Regarding the Dec. 2 Point of View piece “Seasoned teachers worth so much more”: Midway through my 11th year as superintendent of Warren County Schools, I certainly appreciate Helen Ladd’s tribute to tenure. But this enthusiasm aside, the argument she puts forth risks obscuring both the challenges we face and the solutions on which we must focus if we are to build the outstanding force of public educators our children so deeply deserve.
Every year, I set out to give our principals access to the best pool of teacher talent I can muster. In a low-income, rural district like mine, this is no easy task. Far from the bustle of Raleigh or Chapel Hill, days for our educators are long, resources are scarce and students come to classrooms with challenges much deeper than their grasp on reading or math.
Every year we struggle both to retain teachers and attract new talent to fill the gaps they leave behind. Over the last 20 years, Teach For America has helped address these shortages and to enrich my own understanding of what makes an effective educator. Like in most district leaders, I continue to see the value of experience – both based on the research and my own view. But based on the same two factors, I am unwilling to cede time in the classroom as the singular predictor of excellence. Over the years, I’ve watched first- and second-year teachers lead their students to truly outstanding outcomes. And more and more, research supports the need for this differentiated view.
The good news is that we don’t have to choose between experienced educators and outstanding beginning teachers– most notably because, if we do this work well, one grows out of the other. We must work to create a diverse pipeline of educators from a wide range of backgrounds. Today, there are nearly 1,000 Teach For America alumni living in our state, including several hundred classroom teachers, and dozens of principals, assistant principals and deans, school-leaders-in-training and district officials.

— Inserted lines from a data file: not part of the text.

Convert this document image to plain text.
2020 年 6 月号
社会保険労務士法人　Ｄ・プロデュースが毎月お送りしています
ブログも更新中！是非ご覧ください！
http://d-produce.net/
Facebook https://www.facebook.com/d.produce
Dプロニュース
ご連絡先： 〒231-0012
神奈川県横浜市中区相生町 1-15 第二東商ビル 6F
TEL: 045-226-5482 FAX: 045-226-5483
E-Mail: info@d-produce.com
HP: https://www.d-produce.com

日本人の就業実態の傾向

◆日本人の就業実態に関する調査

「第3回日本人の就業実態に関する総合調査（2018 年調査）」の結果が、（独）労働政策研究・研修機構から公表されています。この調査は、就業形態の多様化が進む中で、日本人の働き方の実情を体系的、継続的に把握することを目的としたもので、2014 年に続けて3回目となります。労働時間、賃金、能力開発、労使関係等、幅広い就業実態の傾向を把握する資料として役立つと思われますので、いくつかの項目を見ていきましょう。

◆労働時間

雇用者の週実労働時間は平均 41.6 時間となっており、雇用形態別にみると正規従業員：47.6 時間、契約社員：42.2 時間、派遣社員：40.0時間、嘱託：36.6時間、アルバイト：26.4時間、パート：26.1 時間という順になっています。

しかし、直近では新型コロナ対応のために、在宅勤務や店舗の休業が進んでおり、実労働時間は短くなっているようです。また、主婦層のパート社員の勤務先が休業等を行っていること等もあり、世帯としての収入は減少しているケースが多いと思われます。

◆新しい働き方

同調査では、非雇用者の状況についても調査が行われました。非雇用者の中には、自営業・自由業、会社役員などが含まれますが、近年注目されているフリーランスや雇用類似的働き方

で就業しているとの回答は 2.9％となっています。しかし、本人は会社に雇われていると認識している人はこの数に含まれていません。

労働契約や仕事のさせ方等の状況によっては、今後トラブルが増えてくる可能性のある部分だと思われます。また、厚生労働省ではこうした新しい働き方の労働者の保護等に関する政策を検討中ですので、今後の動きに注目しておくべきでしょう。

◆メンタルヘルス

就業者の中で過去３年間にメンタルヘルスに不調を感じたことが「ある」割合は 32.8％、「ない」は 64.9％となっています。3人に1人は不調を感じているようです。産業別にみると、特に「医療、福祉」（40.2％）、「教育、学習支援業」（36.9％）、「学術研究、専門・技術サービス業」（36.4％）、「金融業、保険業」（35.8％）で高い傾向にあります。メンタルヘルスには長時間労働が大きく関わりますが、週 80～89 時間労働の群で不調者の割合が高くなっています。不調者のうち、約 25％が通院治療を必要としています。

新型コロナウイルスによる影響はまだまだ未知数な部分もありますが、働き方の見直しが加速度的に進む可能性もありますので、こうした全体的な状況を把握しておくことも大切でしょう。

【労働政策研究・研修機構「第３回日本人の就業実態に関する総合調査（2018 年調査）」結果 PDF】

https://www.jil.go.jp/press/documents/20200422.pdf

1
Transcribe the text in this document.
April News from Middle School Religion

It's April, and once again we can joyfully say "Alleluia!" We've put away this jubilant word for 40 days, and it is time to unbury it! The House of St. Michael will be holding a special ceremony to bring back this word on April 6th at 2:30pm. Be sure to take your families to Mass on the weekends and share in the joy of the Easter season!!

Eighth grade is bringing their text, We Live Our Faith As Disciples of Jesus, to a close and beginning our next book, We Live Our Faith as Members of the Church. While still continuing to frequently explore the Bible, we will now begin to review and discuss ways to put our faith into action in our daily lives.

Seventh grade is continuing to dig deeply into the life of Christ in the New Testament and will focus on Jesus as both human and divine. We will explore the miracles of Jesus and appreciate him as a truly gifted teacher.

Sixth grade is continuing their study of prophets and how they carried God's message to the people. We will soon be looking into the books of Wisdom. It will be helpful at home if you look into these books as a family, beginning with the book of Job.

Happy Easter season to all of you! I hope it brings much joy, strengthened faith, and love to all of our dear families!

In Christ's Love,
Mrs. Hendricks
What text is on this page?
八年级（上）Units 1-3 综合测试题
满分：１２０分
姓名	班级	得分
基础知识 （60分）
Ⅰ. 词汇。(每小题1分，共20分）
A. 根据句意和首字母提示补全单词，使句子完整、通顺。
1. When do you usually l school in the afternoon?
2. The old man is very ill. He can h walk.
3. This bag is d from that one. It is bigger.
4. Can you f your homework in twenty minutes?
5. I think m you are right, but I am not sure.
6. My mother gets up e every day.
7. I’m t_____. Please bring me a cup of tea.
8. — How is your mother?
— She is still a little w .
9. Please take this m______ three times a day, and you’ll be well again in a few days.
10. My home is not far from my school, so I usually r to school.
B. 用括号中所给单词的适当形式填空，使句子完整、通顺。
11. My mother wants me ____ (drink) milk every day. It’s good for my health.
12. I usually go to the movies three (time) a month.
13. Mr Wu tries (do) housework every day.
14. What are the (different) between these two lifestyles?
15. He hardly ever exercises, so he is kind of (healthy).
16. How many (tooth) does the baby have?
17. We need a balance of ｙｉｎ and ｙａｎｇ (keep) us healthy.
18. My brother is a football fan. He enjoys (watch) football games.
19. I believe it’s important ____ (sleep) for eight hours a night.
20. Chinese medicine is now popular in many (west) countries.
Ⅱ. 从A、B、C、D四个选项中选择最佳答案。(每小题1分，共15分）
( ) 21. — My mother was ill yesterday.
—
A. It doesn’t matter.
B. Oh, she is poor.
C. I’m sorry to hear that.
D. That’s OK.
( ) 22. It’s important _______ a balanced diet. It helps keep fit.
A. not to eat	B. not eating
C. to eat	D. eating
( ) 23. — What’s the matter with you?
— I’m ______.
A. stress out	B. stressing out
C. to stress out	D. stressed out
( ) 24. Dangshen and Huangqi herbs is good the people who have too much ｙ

I hope Dr. Ladd and her colleagues will continue to uncover important insights about how experience affects outcomes. I’d urge us not to lose sight of the complex realities we face – or to underestimate the contribution being made by those stepping up to address them every morning in our classrooms. Every year, 92 percent of first-year Teach For America corps members return for a second year of teaching compared with 82 percent of first-year teachers in high-poverty schools and 86 percent of all new teachers. This increasingly diverse group – over a quarter of whom are the first in their families to graduate from college – have the potential to be the experienced force of excellent educators for tomorrow. We must regard them as such.
Ray V. Spain
Superintendent, Warren County Schools
The length limit was waived to permit a fuller response to the Point of View.